Cytokinesis usually occurs usually along with telophase, but is technically a separate process and gets its own name. This is when the cytoplasm of the cell splits, along with all the organelles and everything else, the cells pinch in the middle, and two new daughter cells remain.
biol_01_img0100.jpg
BOOM, BABY!
So now we’re through (we’ve gone bananas). But what is the significance of mitosis? First off, when it occurs. If a cell gets the wrong signals, or overcomes certain stopgaps to constant division, it will divide constantly. When a cell divides constantly, grows constantly, and manages to avoid the immune system’s assassins (things which can occur via many routes), you end up with a tumor, and if it goes further you end up with metastasizing cancer. Pretty important. A deep understanding of mitosis and the regulators driving cell division has allowed scientists to look into what might cause the dysregulations behind cancer, to try and get to the heart of the problem.
And what about aging? Individual cells will not live and divide forever (unless they are cancer cells). Normal cells can’t survive in vitro past about 50 divisions, after which they enter senescence. This may play a role in parts of human aging, as our cells become less able to replace themselves, but can also play an important role in things like wound healing and repair. So mitosis is important. It’s…bananas.
And last but not least, if you want to see it all in action, go to Cells Alive! to see some freakin’ sweet animation of mitosis, complete with explanations at each level. That site is lovely.

6 Responses

  1. GREAT stuff!

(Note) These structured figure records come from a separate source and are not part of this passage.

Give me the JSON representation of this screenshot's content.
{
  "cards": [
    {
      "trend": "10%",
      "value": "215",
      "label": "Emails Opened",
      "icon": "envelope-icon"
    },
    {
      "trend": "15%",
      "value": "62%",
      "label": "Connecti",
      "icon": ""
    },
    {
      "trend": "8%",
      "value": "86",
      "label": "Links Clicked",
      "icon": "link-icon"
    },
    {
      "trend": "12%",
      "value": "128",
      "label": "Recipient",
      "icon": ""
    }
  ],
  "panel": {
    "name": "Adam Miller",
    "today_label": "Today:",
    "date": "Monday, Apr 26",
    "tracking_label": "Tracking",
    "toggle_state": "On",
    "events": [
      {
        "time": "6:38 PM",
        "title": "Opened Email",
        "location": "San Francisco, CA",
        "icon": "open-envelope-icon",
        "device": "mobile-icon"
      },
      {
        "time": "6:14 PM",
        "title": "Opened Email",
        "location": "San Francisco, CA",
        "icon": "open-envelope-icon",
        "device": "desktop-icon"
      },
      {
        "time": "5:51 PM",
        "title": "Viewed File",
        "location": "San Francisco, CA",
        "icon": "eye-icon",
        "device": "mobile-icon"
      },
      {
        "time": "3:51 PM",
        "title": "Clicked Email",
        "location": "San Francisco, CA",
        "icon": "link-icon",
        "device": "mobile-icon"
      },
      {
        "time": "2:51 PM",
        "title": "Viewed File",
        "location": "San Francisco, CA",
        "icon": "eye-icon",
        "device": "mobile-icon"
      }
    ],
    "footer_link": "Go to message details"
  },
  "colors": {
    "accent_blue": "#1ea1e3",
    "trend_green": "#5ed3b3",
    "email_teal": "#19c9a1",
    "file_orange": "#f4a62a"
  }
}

Thank you!

  2. I believe that you have confused centrosome with centromere in a couple of places and centromere is not defined.
    Otherwise a great show.

  3. Bob: oops. I’ll get on that.

  4. Hey,
    I read your comment about the original research. I’m a little busy right now, but would be willing to translate the stuff for you for the greater good. I’m a neuroscience student from Tübingen, Germany, and studied in Ireland for a while. So, if you like, just send the papers to me address and I’ll see what I can do. Amazing blog by the way. I quite enjoy reading it!

  5. The last picture is amazing. I assume the color is entirely added in post-processing though… always get messed up in space pictures on what’s true-color and what’s false-color, so I guess I could be wrong. 🙂

  6. My favorite part is Sci’s toeses. But maybe I’m biased.